Cooperstown Central School has joined other local schools is calling for the elimination of the Gap Elimination Adjustment.
The CCS Board of Education voted unanimously on March 5 to call for the state to eliminate the GEA.
CCS has lost $3,313,424 in state aid since the GEA was introduced in the 2010-2011 budget year.
The New York legislature originally introduced the measure, sometimes referred to as a “take back” because it reduces previously promised aid, to close a $10-billion-budget deficit. School officials have admitted that they were never happy about the plan, however as the state’s budget gap has closed and with rumors of a surplus growing, school boards and officials have become more vocal.
“This governor (Andrew Cuomo) came in and said we have a $10-billion-budget gap. People understand that,” CCS Superintendent C.J. Hebert said. “But with certain messages from Albany saying that there is going to be a surplus, if not this year, then in 2016 or 2017, it appears there is going to be money in the coffers.

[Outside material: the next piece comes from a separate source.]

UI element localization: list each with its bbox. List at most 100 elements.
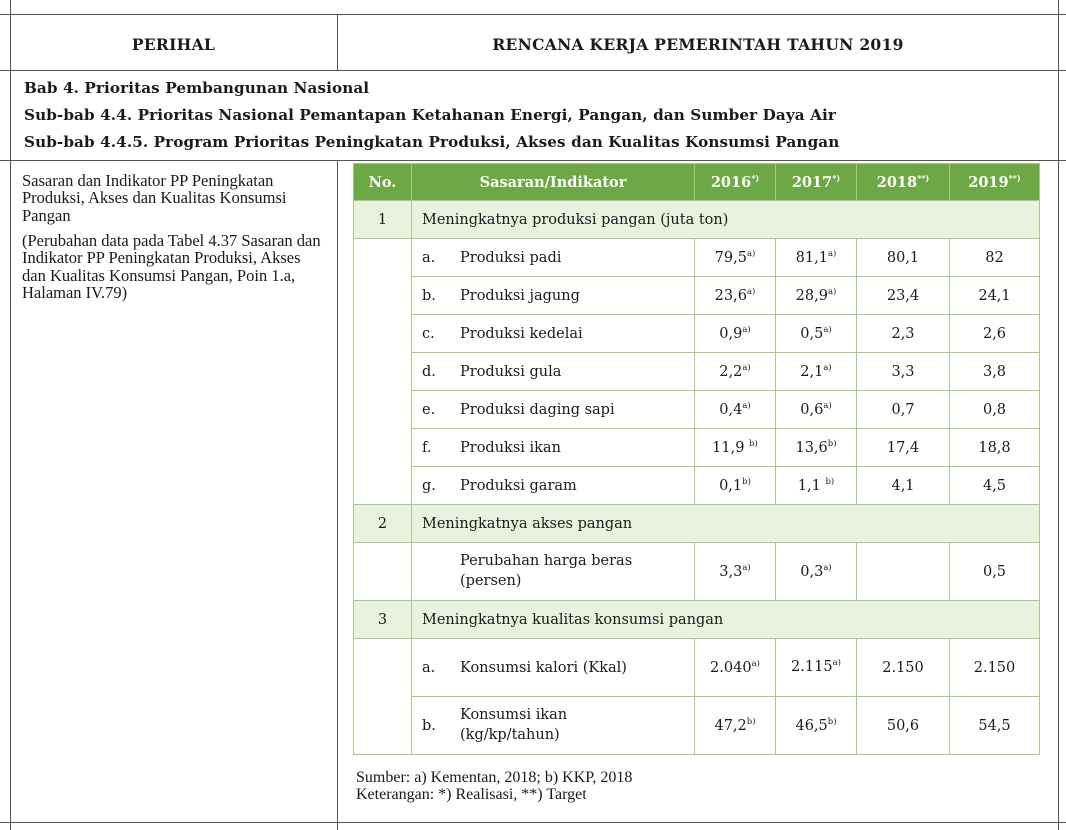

“I know there are going to be a lot of people wanting some of that money,” he continued, “but it makes little sense (to spend it elsewhere) when the state hasn’t sufficiently funded schools.”

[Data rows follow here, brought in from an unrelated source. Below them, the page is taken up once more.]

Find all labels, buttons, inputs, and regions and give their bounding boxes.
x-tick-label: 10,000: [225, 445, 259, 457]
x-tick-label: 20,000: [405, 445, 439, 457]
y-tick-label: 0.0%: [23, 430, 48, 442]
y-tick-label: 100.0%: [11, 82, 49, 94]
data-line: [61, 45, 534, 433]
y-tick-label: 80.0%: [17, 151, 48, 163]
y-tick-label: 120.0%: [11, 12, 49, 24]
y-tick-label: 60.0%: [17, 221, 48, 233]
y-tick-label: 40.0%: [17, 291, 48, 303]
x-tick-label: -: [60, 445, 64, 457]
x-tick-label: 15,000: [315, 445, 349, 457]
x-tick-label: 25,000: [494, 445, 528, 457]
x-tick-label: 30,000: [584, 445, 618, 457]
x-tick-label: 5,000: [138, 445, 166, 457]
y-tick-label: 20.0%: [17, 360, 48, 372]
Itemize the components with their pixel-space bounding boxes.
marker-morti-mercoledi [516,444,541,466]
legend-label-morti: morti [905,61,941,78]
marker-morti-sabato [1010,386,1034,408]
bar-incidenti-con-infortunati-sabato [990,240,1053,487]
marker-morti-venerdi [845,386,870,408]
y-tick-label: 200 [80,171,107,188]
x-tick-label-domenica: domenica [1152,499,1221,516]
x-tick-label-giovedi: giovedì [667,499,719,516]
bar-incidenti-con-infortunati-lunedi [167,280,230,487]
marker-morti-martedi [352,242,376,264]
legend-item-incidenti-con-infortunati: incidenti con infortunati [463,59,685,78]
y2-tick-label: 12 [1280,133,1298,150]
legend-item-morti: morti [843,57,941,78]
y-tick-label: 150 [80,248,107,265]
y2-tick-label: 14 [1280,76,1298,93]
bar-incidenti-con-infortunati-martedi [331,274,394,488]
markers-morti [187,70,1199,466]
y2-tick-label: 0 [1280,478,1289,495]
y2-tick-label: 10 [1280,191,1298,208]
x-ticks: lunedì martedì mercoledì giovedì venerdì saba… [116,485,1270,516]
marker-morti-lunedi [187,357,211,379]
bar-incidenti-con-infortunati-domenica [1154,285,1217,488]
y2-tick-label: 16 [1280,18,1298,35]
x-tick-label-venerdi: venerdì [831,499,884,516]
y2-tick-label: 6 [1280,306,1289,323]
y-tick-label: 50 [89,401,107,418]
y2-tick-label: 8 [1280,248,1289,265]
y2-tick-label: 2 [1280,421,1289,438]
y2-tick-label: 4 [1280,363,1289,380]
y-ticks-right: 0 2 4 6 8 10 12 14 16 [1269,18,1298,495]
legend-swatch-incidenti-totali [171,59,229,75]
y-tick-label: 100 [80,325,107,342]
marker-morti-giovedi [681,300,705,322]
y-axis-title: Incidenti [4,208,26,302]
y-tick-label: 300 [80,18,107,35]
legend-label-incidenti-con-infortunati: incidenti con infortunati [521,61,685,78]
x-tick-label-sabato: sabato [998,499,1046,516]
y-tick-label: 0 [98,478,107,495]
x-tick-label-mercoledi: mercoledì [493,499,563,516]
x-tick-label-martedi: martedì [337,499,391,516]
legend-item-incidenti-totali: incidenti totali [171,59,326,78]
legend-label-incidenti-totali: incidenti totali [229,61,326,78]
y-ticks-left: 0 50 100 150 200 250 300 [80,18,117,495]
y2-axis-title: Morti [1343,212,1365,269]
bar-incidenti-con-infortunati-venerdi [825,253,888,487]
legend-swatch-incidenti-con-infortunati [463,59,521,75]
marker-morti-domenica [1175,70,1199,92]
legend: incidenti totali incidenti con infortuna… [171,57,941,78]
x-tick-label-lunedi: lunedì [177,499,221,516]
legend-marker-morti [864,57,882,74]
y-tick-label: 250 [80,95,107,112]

Hebert said that Cooperstown eliminated several staff and teaching positions the past four years, and will continued to have to eliminate staff and programs if the GEA continues.

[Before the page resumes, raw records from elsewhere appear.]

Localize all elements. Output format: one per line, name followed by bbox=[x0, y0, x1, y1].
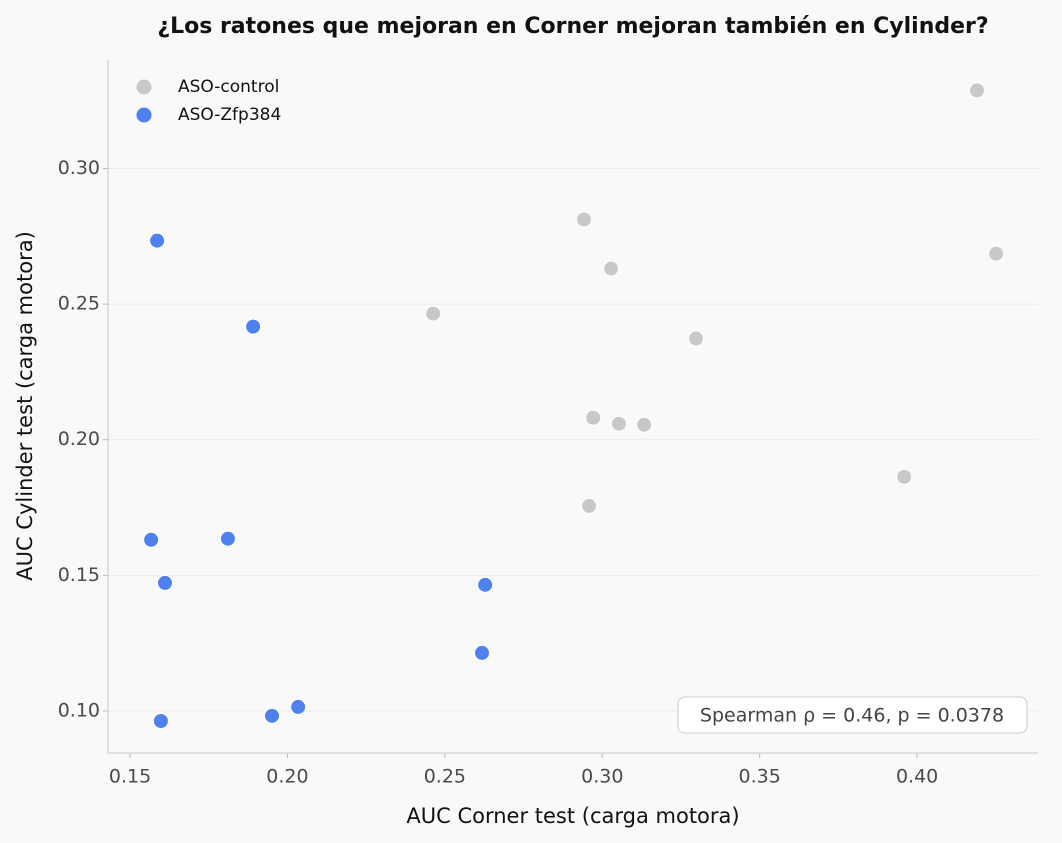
legend-label: ASO-control bbox=[178, 77, 279, 97]
point bbox=[152, 712, 169, 729]
legend-marker bbox=[136, 107, 152, 123]
y-tick-label: 0.15 bbox=[58, 564, 100, 586]
annotation-box bbox=[677, 696, 1028, 734]
point bbox=[581, 497, 598, 514]
y-tick-label: 0.20 bbox=[58, 428, 100, 450]
point bbox=[156, 574, 173, 591]
point bbox=[425, 305, 442, 322]
x-tick-label: 0.40 bbox=[896, 766, 938, 788]
x-tick-label: 0.15 bbox=[109, 766, 151, 788]
point bbox=[636, 416, 653, 433]
y-tick-label: 0.25 bbox=[58, 293, 100, 315]
point bbox=[219, 530, 236, 547]
x-tick-label: 0.35 bbox=[739, 766, 781, 788]
point bbox=[585, 409, 602, 426]
y-tick-label: 0.30 bbox=[58, 157, 100, 179]
y-tick-label: 0.10 bbox=[58, 699, 100, 721]
point bbox=[968, 82, 985, 99]
chart-title: ¿Los ratones que mejoran en Corner mejor… bbox=[157, 14, 988, 39]
x-tick-label: 0.25 bbox=[424, 766, 466, 788]
point bbox=[610, 415, 627, 432]
point bbox=[603, 260, 620, 277]
point bbox=[474, 644, 491, 661]
point bbox=[245, 318, 262, 335]
point bbox=[896, 468, 913, 485]
point bbox=[143, 531, 160, 548]
annotation: Spearman ρ = 0.46, p = 0.0378 bbox=[700, 705, 1004, 727]
point bbox=[264, 707, 281, 724]
point bbox=[477, 576, 494, 593]
point bbox=[290, 698, 307, 715]
point bbox=[576, 211, 593, 228]
point bbox=[149, 232, 166, 249]
x-axis-label: AUC Corner test (carga motora) bbox=[406, 804, 739, 828]
point bbox=[688, 330, 705, 347]
x-tick-label: 0.30 bbox=[581, 766, 623, 788]
legend-marker bbox=[136, 79, 152, 95]
legend-label: ASO-Zfp384 bbox=[178, 105, 281, 125]
x-tick-label: 0.20 bbox=[266, 766, 308, 788]
point bbox=[988, 245, 1005, 262]
y-axis-label: AUC Cylinder test (carga motora) bbox=[13, 231, 37, 581]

“People have gotten a little frustrated with it,” he said. “It feels like we are constantly beating our heads against a wall.”
Milford Central School passed a similar resolution on Feb. 27. Cherry Valley-Springfield Superintendent Tim Ryan has also been critical of the GEA.
The CCS resolution stated that the school’s state aid is less now than it was in 2008-2009. At the same time school aid has been reduced, the legislature has also passed a property tax cap, leaving schools with little choice but to cut staff and reduce services. In addition, pension and health-care costs have risen and schools are dealing with a mandated implementation of the Common Core Learning Standards.
“We’re left in the unfortunate position of making significant cuts into valuable programs,” Hebert said.